Depuis lundi, les télévisions locales ont interrompu leurs programmes
ordinaires et offrent une couverture en continu des élections. Les
journalistes interviewent des analystes ou lisent des messages de paix
envoyés sur Twitter. Contrairement à 2007, les médias kényans jouent un
rôle crucial pour calmer les esprits, ce qui permet d’équilibrer les
déclarations de plus en plus alarmantes des politiques.
Jeudi, la Coalition pour la réforme et la démocratie (CORD) de Raila
Odinga a affirmé que les résultats étaient trafiqués de manière
systématique et que leurs agents s’étaient vus refuser l’accès de
certains centres de comptages. Si Kalonzo Musyoka, son colistier, a cru
bon de préciser qu’il n’appelait pas à des manifestations de rue, ces
accusations portent un coup à la crédibilité de la commission
électorale, déjà pas mal entamée par l’échec total du système de
transmission électronique des résultats.
« Qu’on en finisse avec ces élections ! »

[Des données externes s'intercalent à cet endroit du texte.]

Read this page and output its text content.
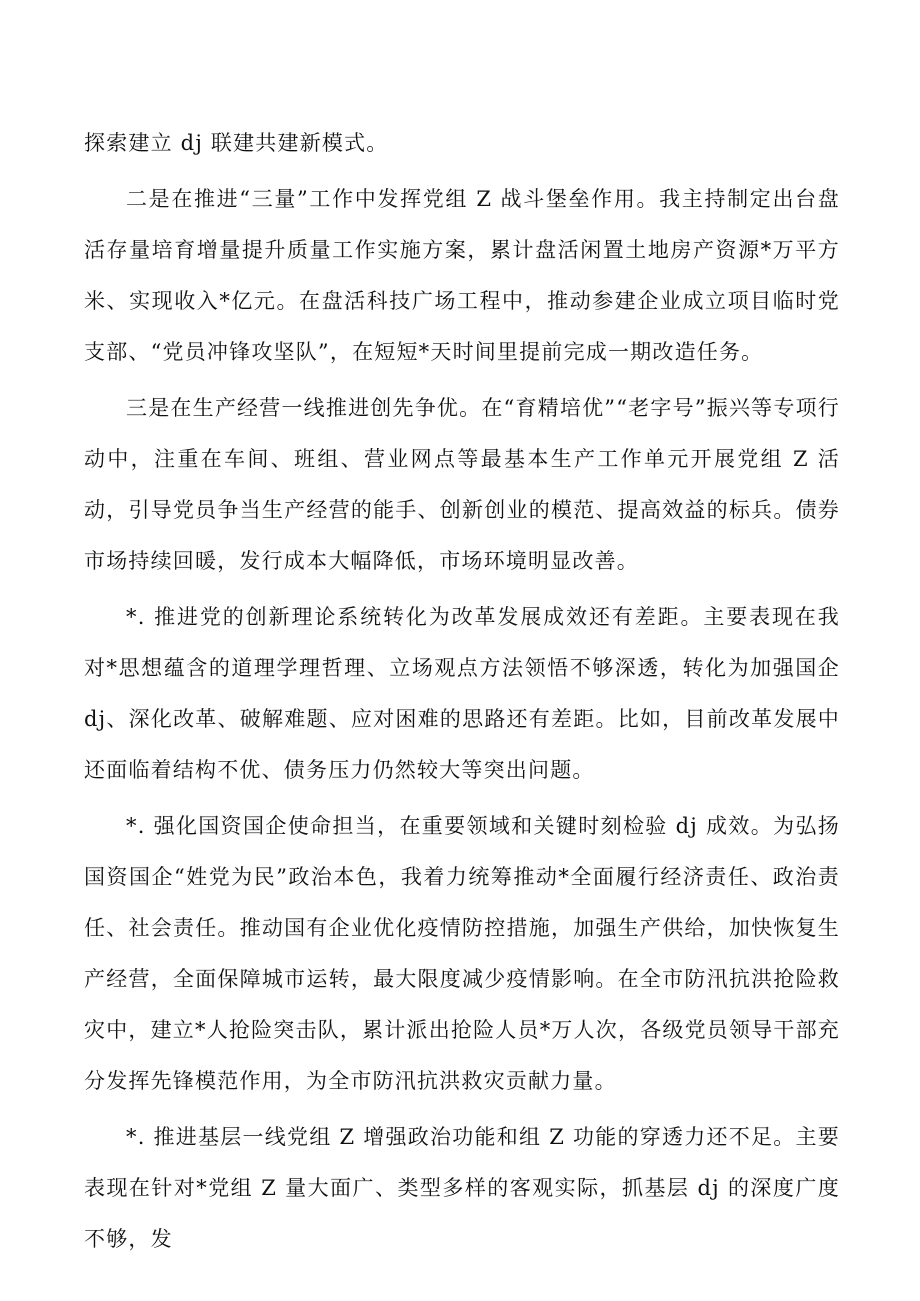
探索建立 dj 联建共建新模式。

二是在推进“三量”工作中发挥党组 Z 战斗堡垒作用。我主持制定出台盘活存量培育增量提升质量工作实施方案，累计盘活闲置土地房产资源*万平方米、实现收入*亿元。在盘活科技广场工程中，推动参建企业成立项目临时党支部、“党员冲锋攻坚队”，在短短*天时间里提前完成一期改造任务。

三是在生产经营一线推进创先争优。在“育精培优”“老字号”振兴等专项行动中，注重在车间、班组、营业网点等最基本生产工作单元开展党组 Z 活动，引导党员争当生产经营的能手、创新创业的模范、提高效益的标兵。债券市场持续回暖，发行成本大幅降低，市场环境明显改善。

*. 推进党的创新理论系统转化为改革发展成效还有差距。主要表现在我对*思想蕴含的道理学理哲理、立场观点方法领悟不够深透，转化为加强国企 dj、深化改革、破解难题、应对困难的思路还有差距。比如，目前改革发展中还面临着结构不优、债务压力仍然较大等突出问题。

*. 强化国资国企使命担当，在重要领域和关键时刻检验 dj 成效。为弘扬国资国企“姓党为民”政治本色，我着力统筹推动*全面履行经济责任、政治责任、社会责任。推动国有企业优化疫情防控措施，加强生产供给，加快恢复生产经营，全面保障城市运转，最大限度减少疫情影响。在全市防汛抗洪抢险救灾中，建立*人抢险突击队，累计派出抢险人员*万人次，各级党员领导干部充分发挥先锋模范作用，为全市防汛抗洪救灾贡献力量。

*. 推进基层一线党组 Z 增强政治功能和组 Z 功能的穿透力还不足。主要表现在针对*党组 Z 量大面广、类型多样的客观实际，抓基层 dj 的深度广度不够，发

Il y a cinq ans, les violences à Mathare avaient commencé dans ce
quartier, où vivent principalement des populations kikuyu (l’ethnie de
Uhuru Kenyatta) et luo (l’ethnie de Raila Odinga). James Awende vient
régulièrement prendre ses repas ici. Il tient un petit magasin de
nettoyage de vêtements. « Les politiques sont irresponsables et jettent de l’huile sur le feu, estime-t-il. Nous
sommes déterminés à ne pas sombrer à nouveau dans le chaos, mais plus
les retards s’accumulent, plus le malaise et le doute s’installent ». Ses propos suscitent l’approbation de sa voisine, Grace Muite. « Je
prie pour la paix, car je ne sais pas où je pourrais mettre mes enfants
en sécurité en cas de problèmes, c’est très stressant ».

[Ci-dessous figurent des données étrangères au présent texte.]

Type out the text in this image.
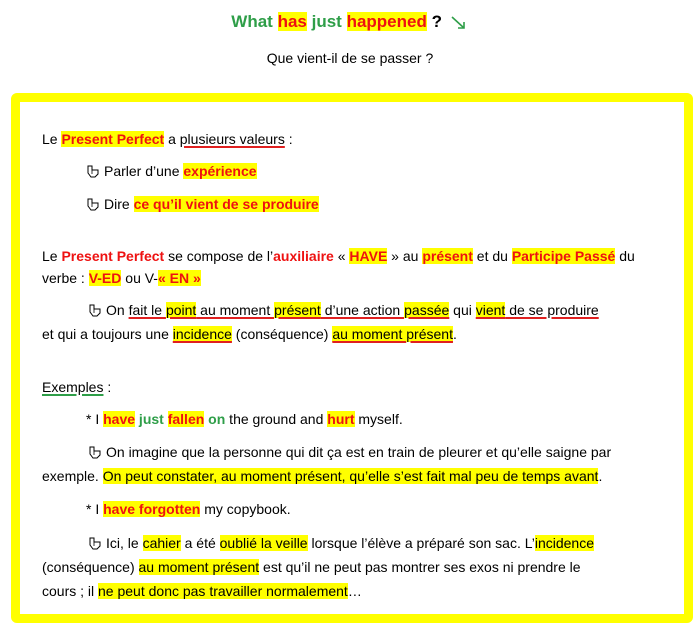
What has just happened ?
Que vient-il de se passer ?
Le Present Perfect a plusieurs valeurs :
Parler d’une expérience
Dire ce qu’il vient de se produire
Le Present Perfect se compose de l’auxiliaire « HAVE » au présent et du Participe Passé du
verbe : V-ED ou V-« EN »
On fait le point au moment présent d’une action passée qui vient de se produire
et qui a toujours une incidence (conséquence) au moment présent.
Exemples :
* I have just fallen on the ground and hurt myself.
On imagine que la personne qui dit ça est en train de pleurer et qu’elle saigne par
exemple. On peut constater, au moment présent, qu’elle s’est fait mal peu de temps avant.
* I have forgotten my copybook.
Ici, le cahier a été oublié la veille lorsque l’élève a préparé son sac. L’incidence
(conséquence) au moment présent est qu’il ne peut pas montrer ses exos ni prendre le
cours ; il ne peut donc pas travailler normalement…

Le long des ruelles en terre parsemées d’immondices, une bonne moitié
des magasins n’ont pas rouvert depuis dimanche dernier. En quelques
jours, le prix d’un kilo de sucre est passé de 70 à 120 shillings
kényans (soit 1,20 euro). La pénible expérience de 2007 a poussé
Robinson Mburu à prendre des précautions. Il a soigneusement dissimulé
son stock de marchandises dans un lieu sûr pour éviter de se faire
piller à nouveau au cas où la situation commence à devenir hors de
contrôle. « Je n’ai presque plus de clients et regardez mes
étalages, ils sont quasiment vides. Je n’attends qu’une chose, qu’on en
finisse avec ces élections », dit-il résigné.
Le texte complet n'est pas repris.